Molecularly targeted therapy for receptor tyrosine kinases (RTKs) has faced limitations in gastric and gastroesophageal junction (G/GEJ) cancer except for HER2-targeted agents, possibly due to inappropriate assay selection that has hindered identification of sensitive patients, in addition to coexisting genetic abnormalities as well as intratumoral heterogeneity. Immunohistochemistry of RTKs has, thus, proved largely unsuccessful for patient selection, and detection of RTK gene amplification as a true oncogenic driver is problematic given the small numbers of affected individuals. FGFR2 amplification is associated with poor prognosis in G/GEJ cancer, and immunohistochemistry of the FGFR2b protein isoform has proved effective for the detection of such FGFR2-dependent tumors. Phase III and Ib/III trials of the FGFR2-targeted antibody bemarituzumab for G/GEJ cancer overexpressing FGFR2b are ongoing based on the promising result in a phase II trial, especially in cases with an FGFR2b positivity of ≥ 10%. Challenges to EGFR- and MET-targeted therapies are being tackled with antibody–drug conjugates (ADCs) and bispecific antibodies. CLDN18.2 is expressed in some G/GEJ tumors but lacks oncogenic driver potential, and the CLDN18.2-targeted antibody zolbetuximab prolonged the survival of CLDN18.2-positive G/GEJ cancer patients in phase III trials. Antibody–drug conjugates and ADCs that target CLDN18.2 are also being pursued for treatment of such patients. Similarly, targeting of nondriver molecules such as DKK1, TROP2, and CEACAM5 is under investigation in early-stage clinical trials. This shift in focus from target molecules with driver potential to markers for precise drug delivery should increase the number of possible targets in G/GEJ cancer.

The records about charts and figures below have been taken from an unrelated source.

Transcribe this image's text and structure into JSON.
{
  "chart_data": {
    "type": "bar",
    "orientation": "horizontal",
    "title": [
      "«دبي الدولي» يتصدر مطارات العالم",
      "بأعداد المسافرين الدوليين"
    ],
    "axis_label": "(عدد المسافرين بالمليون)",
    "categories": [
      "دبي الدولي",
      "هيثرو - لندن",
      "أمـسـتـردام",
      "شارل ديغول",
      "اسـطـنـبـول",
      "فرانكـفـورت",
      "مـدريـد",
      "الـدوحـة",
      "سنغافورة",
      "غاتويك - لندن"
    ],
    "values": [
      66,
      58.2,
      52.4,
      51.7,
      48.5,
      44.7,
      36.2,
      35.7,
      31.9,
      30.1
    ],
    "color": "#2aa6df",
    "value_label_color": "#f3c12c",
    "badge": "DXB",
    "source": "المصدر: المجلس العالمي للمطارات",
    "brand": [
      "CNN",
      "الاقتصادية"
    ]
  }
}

除 HER2 靶向药物外，受体酪氨酸激酶 (RTK) 的分子靶向治疗在胃和胃食管交界处 (G/GEJ) 癌症中面临局限性，这可能是由于不适当的检测选择阻碍了敏感患者的识别，此外还有共存的遗传因素。异常以及瘤内异质性。因此，事实证明，RTK 的免疫组织化学对于患者选择来说在很大程度上是不成功的，并且考虑到受影响个体的数量较少，检测 RTK 基因扩增作为真正的致癌驱动因素是有问题的。FGFR2扩增与 G/GEJ 癌的不良预后相关，FGFR2b 蛋白亚型的免疫组织化学已证明可有效检测此类 FGFR2 依赖性肿瘤。 FGFR2 靶向抗体 bemarituzumab 用于治疗过度表达 FGFR2b 的 G/GEJ 癌的 III 期和 Ib/III 期试验正在进行中，基于 II 期试验的有希望的结果，特别是在 FGFR2b 阳性≥ 10% 的病例中。 EGFR 和 MET 靶向治疗面临的挑战正在通过抗体药物偶联物 (ADC) 和双特异性抗体来解决。 CLDN18.2在一些G/GEJ肿瘤中表达，但缺乏致癌驱动潜力，并且CLDN18.2靶向抗体zolbetuximab在III期试验中延长了CLDN18.2阳性G/GEJ癌症患者的生存期。靶向 CLDN18.2 的抗体药物偶联物和 ADC 也正在被用于治疗此类患者。同样，针对 DKK1、TROP2 和 CEACAM5 等非驱动分子的靶向治疗正在早期临床试验中进行研究。这种焦点从具有驱动潜力的目标分子转向用于精确药物递送的标记物应该会增加 G/GEJ 癌症中可能目标的数量。